What Are Compensatory Behaviors in People with Eating Disorders?

Compensatory behaviors are meant to relieve the guilt from eating

Weight Loss Pills & Scale
Weight Loss Pills & Scale. Jeff J Mitchell / Staff / Getty Images

Compensatory behaviors are simply things people with eating disorders do in an attempt to make up for having eaten and consumed calories. They are an attempt to erase anxiety, guilt or other "bad" feelings about the food eaten and the act of eating it.

These behaviors are considered symptoms of bulimia nervosa, ​anorexia nervosa, and purging disorder, although they may also be seen in people with ‘disordered’ eating behaviors or other eating disorders.

 

Compensatory behaviors may occur when someone eats more than they had planned on eating or are comfortable with eating, after a binge-eating episode, after eating specific foods, or after a regular meal. As the name indicates, these behaviors are usually an attempt to compensate for the number of calories or amount of food eaten or to relieve the negative emotions triggered by eating. They are often driven by a fear of weight gain.

Examples of Compensatory Behaviors

The most well-known compensatory behavior is self-induced vomiting. However, other examples of compensatory behaviors in eating disorders include the misuse of laxatives, misuse of diuretics (pills intended to eliminate excess water), misuse of colonics and enemas, overuse of and compulsive exercise. It can also include engaging in cleanses and drinking special teas with laxatives.

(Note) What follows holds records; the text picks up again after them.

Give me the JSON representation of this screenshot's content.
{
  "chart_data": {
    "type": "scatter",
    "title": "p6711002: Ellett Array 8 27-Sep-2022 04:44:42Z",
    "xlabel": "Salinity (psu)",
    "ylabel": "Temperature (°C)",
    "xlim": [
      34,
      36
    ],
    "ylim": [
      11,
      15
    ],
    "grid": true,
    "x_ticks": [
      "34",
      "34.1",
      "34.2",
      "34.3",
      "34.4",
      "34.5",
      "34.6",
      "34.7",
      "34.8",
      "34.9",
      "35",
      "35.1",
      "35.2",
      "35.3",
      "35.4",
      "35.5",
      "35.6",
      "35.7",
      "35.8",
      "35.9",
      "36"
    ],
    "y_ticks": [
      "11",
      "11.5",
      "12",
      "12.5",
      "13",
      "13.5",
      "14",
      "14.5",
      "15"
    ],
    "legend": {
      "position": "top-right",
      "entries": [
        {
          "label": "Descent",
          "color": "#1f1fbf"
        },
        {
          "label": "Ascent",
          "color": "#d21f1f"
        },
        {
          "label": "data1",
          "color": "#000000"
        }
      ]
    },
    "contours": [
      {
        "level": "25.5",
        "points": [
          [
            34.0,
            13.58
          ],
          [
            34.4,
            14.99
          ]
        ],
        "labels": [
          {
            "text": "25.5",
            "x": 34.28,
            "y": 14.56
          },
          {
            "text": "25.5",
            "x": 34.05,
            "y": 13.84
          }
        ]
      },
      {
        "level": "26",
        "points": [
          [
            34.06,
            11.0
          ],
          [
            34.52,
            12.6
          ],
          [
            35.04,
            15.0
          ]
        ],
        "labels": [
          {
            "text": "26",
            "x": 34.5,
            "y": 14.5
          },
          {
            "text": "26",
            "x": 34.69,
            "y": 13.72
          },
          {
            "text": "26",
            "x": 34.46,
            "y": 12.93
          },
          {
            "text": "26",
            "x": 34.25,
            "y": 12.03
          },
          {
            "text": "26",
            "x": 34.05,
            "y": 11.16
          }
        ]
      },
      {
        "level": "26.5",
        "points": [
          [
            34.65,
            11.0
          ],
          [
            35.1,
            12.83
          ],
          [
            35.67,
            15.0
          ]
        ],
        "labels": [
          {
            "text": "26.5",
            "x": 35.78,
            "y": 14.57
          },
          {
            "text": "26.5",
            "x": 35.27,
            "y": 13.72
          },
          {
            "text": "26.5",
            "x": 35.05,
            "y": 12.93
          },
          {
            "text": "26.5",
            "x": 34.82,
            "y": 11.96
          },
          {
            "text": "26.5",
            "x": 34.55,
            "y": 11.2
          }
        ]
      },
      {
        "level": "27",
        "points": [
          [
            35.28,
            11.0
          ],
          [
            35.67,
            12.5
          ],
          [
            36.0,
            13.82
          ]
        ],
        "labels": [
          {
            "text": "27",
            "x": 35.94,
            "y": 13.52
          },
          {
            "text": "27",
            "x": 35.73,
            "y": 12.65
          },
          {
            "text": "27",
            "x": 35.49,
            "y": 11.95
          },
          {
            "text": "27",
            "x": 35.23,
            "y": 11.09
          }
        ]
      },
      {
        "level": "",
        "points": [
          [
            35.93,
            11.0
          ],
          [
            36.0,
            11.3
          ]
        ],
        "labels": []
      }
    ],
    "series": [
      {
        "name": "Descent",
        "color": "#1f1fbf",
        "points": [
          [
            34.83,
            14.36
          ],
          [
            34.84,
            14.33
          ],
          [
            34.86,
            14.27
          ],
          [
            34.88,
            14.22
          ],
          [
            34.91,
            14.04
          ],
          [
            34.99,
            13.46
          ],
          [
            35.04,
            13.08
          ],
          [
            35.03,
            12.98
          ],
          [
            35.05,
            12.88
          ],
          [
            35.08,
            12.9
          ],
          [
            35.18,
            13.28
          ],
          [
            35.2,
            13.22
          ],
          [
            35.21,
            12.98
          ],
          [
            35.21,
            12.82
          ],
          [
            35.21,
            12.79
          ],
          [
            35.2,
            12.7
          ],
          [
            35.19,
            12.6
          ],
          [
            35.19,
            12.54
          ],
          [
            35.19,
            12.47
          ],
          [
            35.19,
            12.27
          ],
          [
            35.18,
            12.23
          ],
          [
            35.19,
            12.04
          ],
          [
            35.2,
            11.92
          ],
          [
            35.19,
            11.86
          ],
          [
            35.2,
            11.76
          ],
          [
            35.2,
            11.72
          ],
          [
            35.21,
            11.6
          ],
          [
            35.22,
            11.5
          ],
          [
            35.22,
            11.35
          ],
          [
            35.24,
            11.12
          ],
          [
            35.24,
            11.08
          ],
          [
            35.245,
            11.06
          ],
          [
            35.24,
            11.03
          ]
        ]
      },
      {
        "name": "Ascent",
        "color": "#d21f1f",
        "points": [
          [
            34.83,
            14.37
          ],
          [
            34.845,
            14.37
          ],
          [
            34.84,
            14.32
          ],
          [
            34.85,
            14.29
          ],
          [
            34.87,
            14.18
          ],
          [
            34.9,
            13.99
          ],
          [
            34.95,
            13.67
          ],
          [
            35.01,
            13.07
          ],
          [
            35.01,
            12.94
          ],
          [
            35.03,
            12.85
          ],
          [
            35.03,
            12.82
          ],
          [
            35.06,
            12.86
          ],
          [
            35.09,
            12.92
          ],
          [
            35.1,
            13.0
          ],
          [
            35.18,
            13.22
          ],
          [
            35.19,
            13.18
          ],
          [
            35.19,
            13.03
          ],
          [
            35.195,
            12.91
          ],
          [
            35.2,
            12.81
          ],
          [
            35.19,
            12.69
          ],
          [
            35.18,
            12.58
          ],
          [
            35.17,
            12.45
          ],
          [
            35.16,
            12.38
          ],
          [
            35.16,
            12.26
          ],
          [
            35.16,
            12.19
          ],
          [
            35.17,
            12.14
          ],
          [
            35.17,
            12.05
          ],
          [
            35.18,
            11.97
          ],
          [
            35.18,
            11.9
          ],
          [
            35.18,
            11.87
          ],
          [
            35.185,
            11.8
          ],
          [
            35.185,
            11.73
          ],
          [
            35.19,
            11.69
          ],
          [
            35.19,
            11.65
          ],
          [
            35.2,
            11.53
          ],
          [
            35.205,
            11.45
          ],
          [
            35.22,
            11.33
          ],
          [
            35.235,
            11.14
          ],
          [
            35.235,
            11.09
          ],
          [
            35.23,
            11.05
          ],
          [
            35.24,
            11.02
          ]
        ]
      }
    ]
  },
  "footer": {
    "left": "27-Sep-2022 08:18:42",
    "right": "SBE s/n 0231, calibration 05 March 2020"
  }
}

Fasting or restricting food intake for a period of time after eating may also be considered a compensatory behavior.

In addition, researchers have found that some people with eating disorders chew their food and then spit it out as a compensatory behavior. One study found that nearly 25% of people with eating disorders engaged in this behavior. People who do this tend to have more severe eating disorders, that study showed.

Using Multiple Compensatory Behaviors

Unfortunately, many people with eating disorders continue to increase the amount or number of compensatory behaviors they engage in so that they can continue to achieve the same level of stress and anxiety reduction as when they first started with these behaviors.

In fact, people with eating disorders who use more than one compensatory behavior — for example, self-induced vomiting plus laxative use — are likely to have more severe eating disorders, one study showed. In that study, which involved 398 children and adolescents, nearly 38% of the subjects used more than one compensatory behavior.

Girls were more likely than boys to use more than one compensatory behavior, and those diagnosed with bulimia were more likely than those diagnosed with anorexia to use multiple compensatory behaviors, the study found. Those who did use more than one compensatory behavior had, on average, lower self-esteem and lower overall functioning than people with eating disorders who used one or no compensatory behaviors. Younger children with eating disorders are less likely to use compensatory behaviors.

Treatment for Compensatory Behaviors

The compensatory behaviors often serve to maintain a cycle of disordered eating.

Most of the compensatory behaviors carry a risk for potential medical problems. Treatment of the eating disorder should focus on stopping the compensatory behaviors. Cognitive behavioral therapy is one of the most successful treatments for addressing the compensatory behaviors of an eating disorder. Patients are taught about the dangers of the particular compensatory behaviors they are using. For example, self-induced vomiting can affect one's voice, damage the esophagus, and lead to a heart attack. Laxative abuse can cause damage to the colon. Excessive exercise can lead to overuse injuries.

In cognitive behavioral therapy, patients are taught alternative ways of managing anxiety and guilt. They also learn to tolerate negative emotions and feelings of fullness after eating. The goal is for patients to develop more appropriate coping strategies such as reaching out to others for support, journaling, or meditation. Specific cognitive-behavioral strategies for stopping compensatory behaviors may be found here

Sometimes stopping these compensatory behaviors can be very challenging, especially for people who have been using them for many years. In such cases, they have become habits and may feel "automatic." Professional help can help patients overcome these behaviors. In some cases, a higher level of care such as residential treatment may be necessary to interrupt frequent or entrenched compensatory behaviors. 

Sources:

Song YJ et al. Chewing and spitting out food as a compensatory behavior in patients with eating disorders. Comprehensive Psychiatry. 2015 Oct; 62:147-51.

Stiles-Shields CE et al. The use of multiple methods of compensatory behaviors as an indicator of eating disorder severity in treatment-seeking youth. The International Journal of Eating Disorders. 2012 Jul; 45(5):704-10.